Her husband has lost the shakes, and is slowly conquering the drinking.
Teacher Annie Sullivan, after weeks of bleak failure in trying to reach the imprisoned mind of Helen Keller, has been quoted as saying: “It is my idea of original sin, giving up!” Perhaps with something of the same conviction I have remained in the ministry, often in spite of myself and often wanting to quit. I remember once during my years as an army chaplain in World War II writing to Harry Emerson Fosdick. Whatever our theological differences might be, I knew his ministry had been far-reaching. Could he recommend a book, I asked, that would help me solve some of the hundreds of counseling problems I faced in the chaplaincy? His wry response said, in essence, “Son, if you find such a book, please let me know. I need it too!” I called him recently to indicate that the fact of his long ministry and rich life had encouraged me to keep on in the ministry, especially as I grew older. “How old are you, son?” he asked. “Forty-five,” I answered. “Well, I’m eighty-eight. But I must hang up now and get back to a book I’m working on!” What book? A life of Saint Paul for teen-agers!

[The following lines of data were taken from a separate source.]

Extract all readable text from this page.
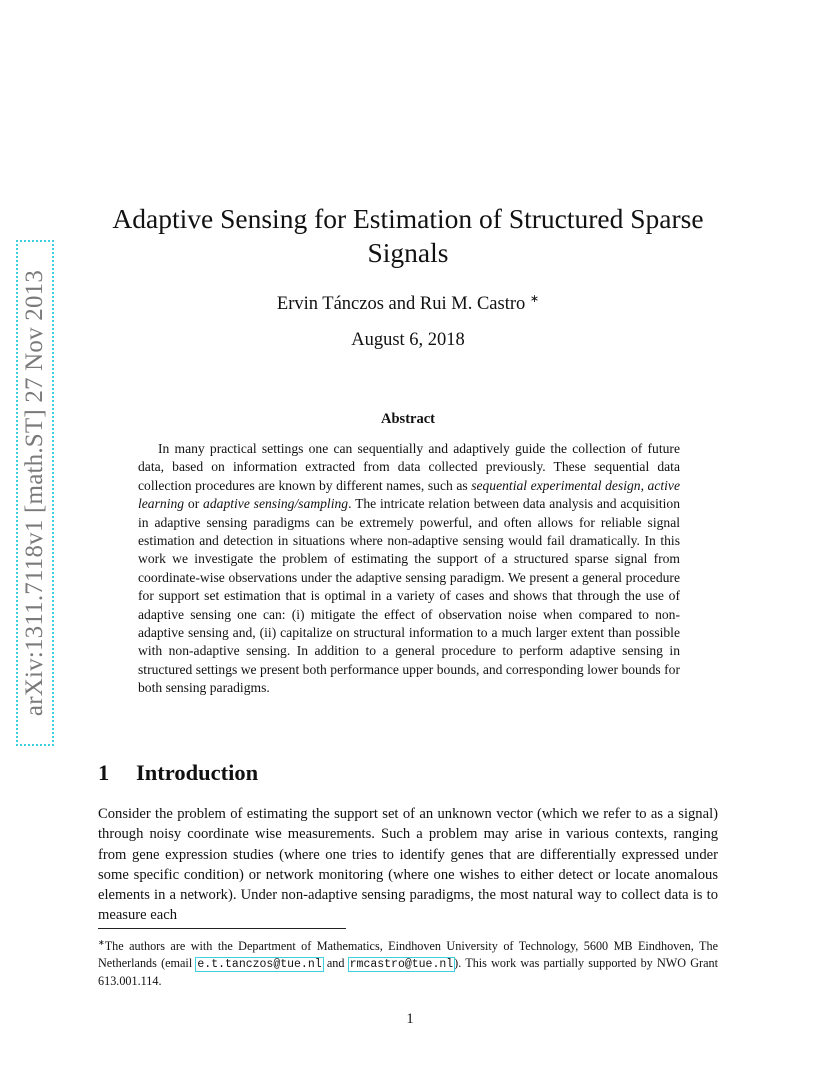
arXiv:1311.7118v1 [math.ST] 27 Nov 2013
Adaptive Sensing for Estimation of Structured Sparse Signals
Ervin Tánczos and Rui M. Castro ∗
August 6, 2018
Abstract

In many practical settings one can sequentially and adaptively guide the collection of future data, based on information extracted from data collected previously. These sequential data collection procedures are known by different names, such as sequential experimental design, active learning or adaptive sensing/sampling. The intricate relation between data analysis and acquisition in adaptive sensing paradigms can be extremely powerful, and often allows for reliable signal estimation and detection in situations where non-adaptive sensing would fail dramatically. In this work we investigate the problem of estimating the support of a structured sparse signal from coordinate-wise observations under the adaptive sensing paradigm. We present a general procedure for support set estimation that is optimal in a variety of cases and shows that through the use of adaptive sensing one can: (i) mitigate the effect of observation noise when compared to non-adaptive sensing and, (ii) capitalize on structural information to a much larger extent than possible with non-adaptive sensing. In addition to a general procedure to perform adaptive sensing in structured settings we present both performance upper bounds, and corresponding lower bounds for both sensing paradigms.

1 Introduction

Consider the problem of estimating the support set of an unknown vector (which we refer to as a signal) through noisy coordinate wise measurements. Such a problem may arise in various contexts, ranging from gene expression studies (where one tries to identify genes that are differentially expressed under some specific condition) or network monitoring (where one wishes to either detect or locate anomalous elements in a network). Under non-adaptive sensing paradigms, the most natural way to collect data is to measure each

∗The authors are with the Department of Mathematics, Eindhoven University of Technology, 5600 MB Eindhoven, The Netherlands (email e.t.tanczos@tue.nl and rmcastro@tue.nl). This work was partially supported by NWO Grant 613.001.114.

1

In a recent biography of his artist father, Jean Renoir tells about one day when the painter was confined to his room by a lung infection. The seventy-six-year-old master needed someone to place the brushes in his arthritis-stiffened hands while he worked on what was to be his last painting. “I think,” said Auguste Renoir, looking at his work, “I am beginning to understand something about it.” After these years of struggling with what is always too big a job for any man without the grace of God, I am beginning to understand what the old painter meant.
Let me close with a story that expresses the feelings of most of my friends who have remained in the ministry. A veteran missionary to China was approached by an American businessman to accept a position with his corporation. The firm would pay him well for his knowledge of the country’s language and culture. Salary offers grew to $25,000 as the missionary refused each successive proposition. With some exasperation the corporation man finally asked, “Well, just how much would it take to get you?” “Oh,” said the missionary, “your first offer was more than enough. The salary is fine, but your job is too small.”
Perhaps a few more men like that in China might have changed the course of history and of the Christian faith in that part of the world. Men with that kind of faith might well turn the tide in the present terrifying crisis. To the young men who may read this story of the old missionary, let me just say this: If his words strike you with a peculiar force, if you cannot forget their challenge, then do not enter the ministry if you can do anything else and be happy.—DOUGLAS A. DICKEY, Minister, First Christian Church, Williamsport, Ind.